Interpretive Summary: The digestion of dietary proteins for growth in young infants is affected by many factors, including the frequency of feeding. The metabolism by the gut is another factor that affects the amount dietary protein absorbed into the blood as amino acids. Lysine is an amino acid found in all protein and is critical for normal growth. Because it is unethical and impractical to determine the gut metabolism of dietary lysine in human infants, we use infant piglets as a model system. Our previous studies with neonatal piglets showed that as much as half of the dietary lysine is metabolized by the gut. However, in this previous study the piglets were fed continuously. Thus, we wanted to know if feeding piglets a bolus meal would alter the amount of dietary lysine metabolized by the gut. We fed young piglets a milk-protein based diet in a single bolus feeding and collected samples of blood. By adding lysine with a special chemical tag, called a stable isotope, to the diet, we were able to see how much of the dietary lysine was metabolized by the gut by measuring the amount of chemically tagged lysine. Consistent with our previous study in continuously fed piglets, we found that approximately half of the dietary lysine was metabolized by the gut during the eight hours after the bolus meal. However, in contrast to our previous study, we found that most of the dietary lysine metabolized by the gut in the eight hour period occurred in the first four hours and was derived mainly from the diet. These studies show that the gut metabolism of lysine increases substantially when more lysine if fed as a bolus rather than continuously fed meal.

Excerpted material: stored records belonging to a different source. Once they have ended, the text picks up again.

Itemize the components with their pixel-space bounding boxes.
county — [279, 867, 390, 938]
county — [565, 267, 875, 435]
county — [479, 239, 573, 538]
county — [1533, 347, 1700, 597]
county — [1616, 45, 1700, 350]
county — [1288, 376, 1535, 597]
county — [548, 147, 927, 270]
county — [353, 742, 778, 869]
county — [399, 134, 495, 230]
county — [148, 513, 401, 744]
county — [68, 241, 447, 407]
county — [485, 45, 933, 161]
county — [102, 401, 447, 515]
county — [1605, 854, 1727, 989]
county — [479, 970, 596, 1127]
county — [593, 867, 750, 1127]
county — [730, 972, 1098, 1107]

Technical Abstract: Previous steady-state, continuous feeding studies have shown that the gut mucosa removes substantial amounts of both dietary and systemic amino acids. However, enteral nutrition is often given under nonsteady-state conditions, as a bolus meal, and this has been shown to influence systemic metabolism. Therefore, our aim was to quantify the relative metabolism of dietary and systemic lysine by the portal-drained viscera (PDV) under nonsteady-state conditions after a single bolus meal. Five 28-d-old piglets implanted with arterial, venous and portal catheters and with an ultrasonic portal flow probe were given an oral bolus feeding of a milk formula containing a trace quantity of intrinsically labeled 15N-soy protein and a continuous i.v. infusion of U-13C-lysine for 8h. Total lysine use by the PDV was maximal 1h after the meal (891 µmol/kg/h) and was predominantly of dietary origin (89%), paralleling the enteral delivery of dietary lysine. Intestinal lysine use returned to a low level after 4h postprandially, and was derived exclusively from the arterial supply until 8h. Cumulative systemic appearance of dietary lysine reached 44% and 80% of the ingested amount 4 and 8h after the meal, respectively, while the PDV first-pass use of dietary lysine was 55% and 32% of the intake for these two periods, respectively. We conclude that the first-pass utilization rate of dietary lysine by the PDV is directly increased by the enteral lysine availability and is higher, with bolus compared to continuous oral feeding.